Rij-indruk: Kawasaki Ninja 1100 SX SE

Bij de lancering van de Z 1000 SX in 2011 was die eerste echt nieuwe sport-toerder in jaren en een welkom unicum. Hij had het rijk voor zich alleen. Sterker nog, hij redde het rijk in z’n uppie uit de volledige vergetelheid. Omdat de motorfiets zo uniek was, haalde ik hem graag in mijn garage als langeduurtest. Ik reed er met heel veel plezier half Europa mee rond, zette hem in voor woon-werktrajecten en nam hem zelfs occasioneel mee naar het toen net vernieuwde Mettet voor een dagje raggen. Mooie tijden.

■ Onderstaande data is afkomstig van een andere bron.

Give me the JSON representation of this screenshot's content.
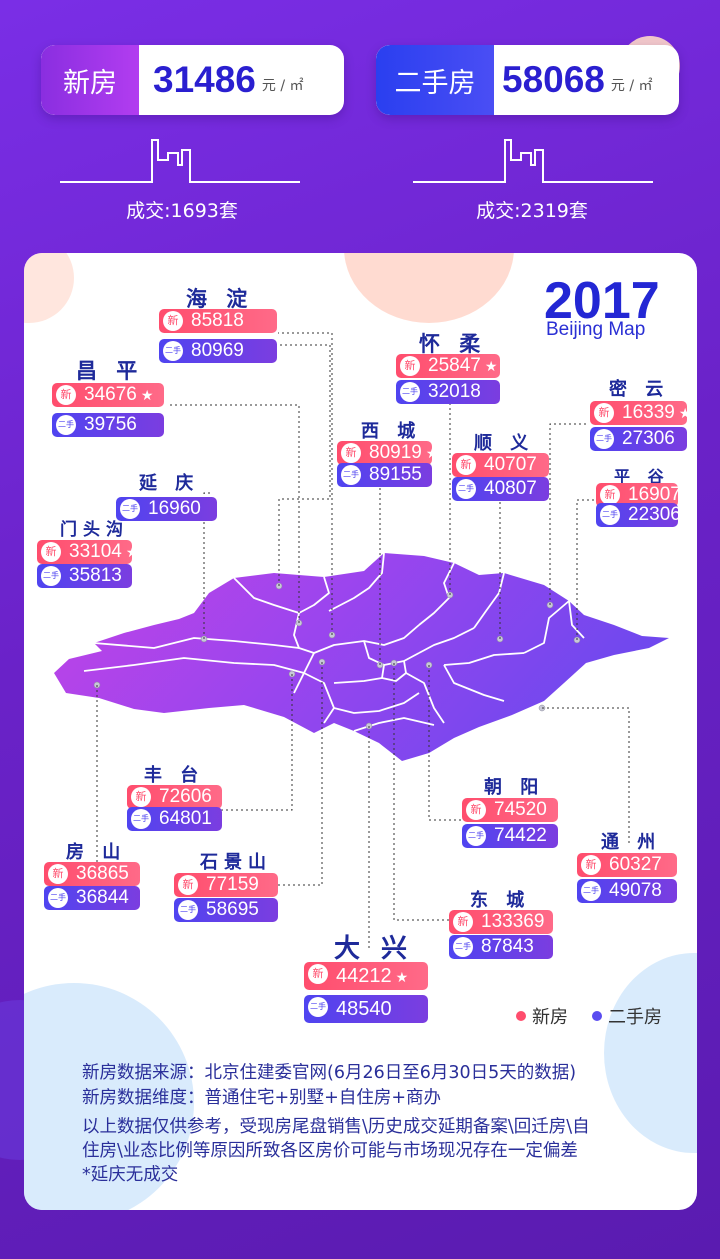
{
  "summary": {
    "new_house": {
      "label": "新房",
      "price": "31486",
      "unit": "元 / ㎡",
      "deals": "成交:1693套"
    },
    "second_hand": {
      "label": "二手房",
      "price": "58068",
      "unit": "元 / ㎡",
      "deals": "成交:2319套"
    }
  },
  "title": {
    "year": "2017",
    "subtitle": "Beijing Map"
  },
  "tags": {
    "new": "新",
    "old": "二手"
  },
  "districts": [
    {
      "id": "haidian",
      "name": "海 淀",
      "new": "85818",
      "old": "80969",
      "star": false
    },
    {
      "id": "changping",
      "name": "昌 平",
      "new": "34676",
      "old": "39756",
      "star": true
    },
    {
      "id": "huairou",
      "name": "怀 柔",
      "new": "25847",
      "old": "32018",
      "star": true
    },
    {
      "id": "miyun",
      "name": "密 云",
      "new": "16339",
      "old": "27306",
      "star": true
    },
    {
      "id": "xicheng",
      "name": "西 城",
      "new": "80919",
      "old": "89155",
      "star": true
    },
    {
      "id": "shunyi",
      "name": "顺 义",
      "new": "40707",
      "old": "40807",
      "star": false
    },
    {
      "id": "pinggu",
      "name": "平 谷",
      "new": "16907",
      "old": "22306",
      "star": true
    },
    {
      "id": "yanqing",
      "name": "延 庆",
      "new": "",
      "old": "16960",
      "star": false
    },
    {
      "id": "mentougou",
      "name": "门头沟",
      "new": "33104",
      "old": "35813",
      "star": true
    },
    {
      "id": "fengtai",
      "name": "丰 台",
      "new": "72606",
      "old": "64801",
      "star": false
    },
    {
      "id": "fangshan",
      "name": "房 山",
      "new": "36865",
      "old": "36844",
      "star": false
    },
    {
      "id": "shijingshan",
      "name": "石景山",
      "new": "77159",
      "old": "58695",
      "star": false
    },
    {
      "id": "chaoyang",
      "name": "朝 阳",
      "new": "74520",
      "old": "74422",
      "star": false
    },
    {
      "id": "tongzhou",
      "name": "通 州",
      "new": "60327",
      "old": "49078",
      "star": false
    },
    {
      "id": "dongcheng",
      "name": "东 城",
      "new": "133369",
      "old": "87843",
      "star": false
    },
    {
      "id": "daxing",
      "name": "大 兴",
      "new": "44212",
      "old": "48540",
      "star": true
    }
  ],
  "legend": {
    "new": "新房",
    "old": "二手房"
  },
  "colors": {
    "new": "#ff4d6d",
    "old": "#4f44f0",
    "title": "#2327d4",
    "district_name": "#1e2a9a"
  },
  "notes": [
    "新房数据来源：北京住建委官网(6月26日至6月30日5天的数据)",
    "新房数据维度：普通住宅+别墅+自住房+商办",
    "以上数据仅供参考，受现房尾盘销售\\历史成交延期备案\\回迁房\\自",
    "住房\\业态比例等原因所致各区房价可能与市场现况存在一定偏差",
    "*延庆无成交"
  ]
}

In 2020 werd de Z in de naamgeving vervangen door Ninja, en nu in 2024 krijgt die Ninja wat meer longinhoud en een SE-versie. Maar het is zowel innerlijk als uiterlijk duidelijk dat de SX de voorbije jaren voornamelijk een zeer gestage en rustige evolutie doormaakt. Dat is naast onze vele lovende testen doorheen die periode het beste bewijs dat de ingenieurs het pakket van bij het begin helemaal juist hadden ontwikkeld. Dat resulteerde van bij het begin in mooie verkoopscijfers, en in sommige Europese landen is de SX zelfs resoluut het topmodel. De krachtige reismachine staat ondertussen ook in mijn geheugen gegrift als een mooi uitgebalanceerde motorfiets met erg doordachte snufjes: het handig instelbare windscherm vervult prima zijn taak, de koffers zijn mooi geïntegreerd en net groot genoeg voor een weekje reizen, en het blok heeft mooi doseerbare power op overschot. Dat laatste is niet verrassend als je weet dat het overgenomen werd uit de naakte Z1000, ook al zo’n succesnummer van Kawa uit die periode (al had ik persoonlijk een zwak voor de Z750 met hetzelfde smoeltje, maar iets minder opzichtige gouden uitlaat). 

Identieke looks

In wezen was de eerste SX gewoon een heel slim gekuipte versie van die Z1000. Een verder bewijs van de initiële wijsheid van de ingenieurs is dat bijvoorbeeld Suzuki al tien jaar vruchteloos probeert om het succes van de SX te kopiëren, in een test eerder dit jaar moest de tegenhanger uit Japan nog maar eens de duimen leggen. BMW heeft met R 1250 RS misschien wel een concurrent in huis, maar die kost een pak meer. Dit alles gewoon om even te schetsten dat de SX er al lang staat als een huis. Ik was bij het verschijnen van de eerste persberichten een paar weken geleden dan ook niet verbaasd dat de groene jongens dicht bij dat origineel blijven voor hun vijfde generatie van de SX. Het uiterlijk blijft zelfs helemaal identiek. Je kan enkel aan de nieuwe kleurstellingen en het plaatje met 1100 op de flank het verschil opmerken. Al is de nogal opzichte USB-C-stekker op de linkerstuurhelft ook een minder geslaagde indicator, maar daarover later meer.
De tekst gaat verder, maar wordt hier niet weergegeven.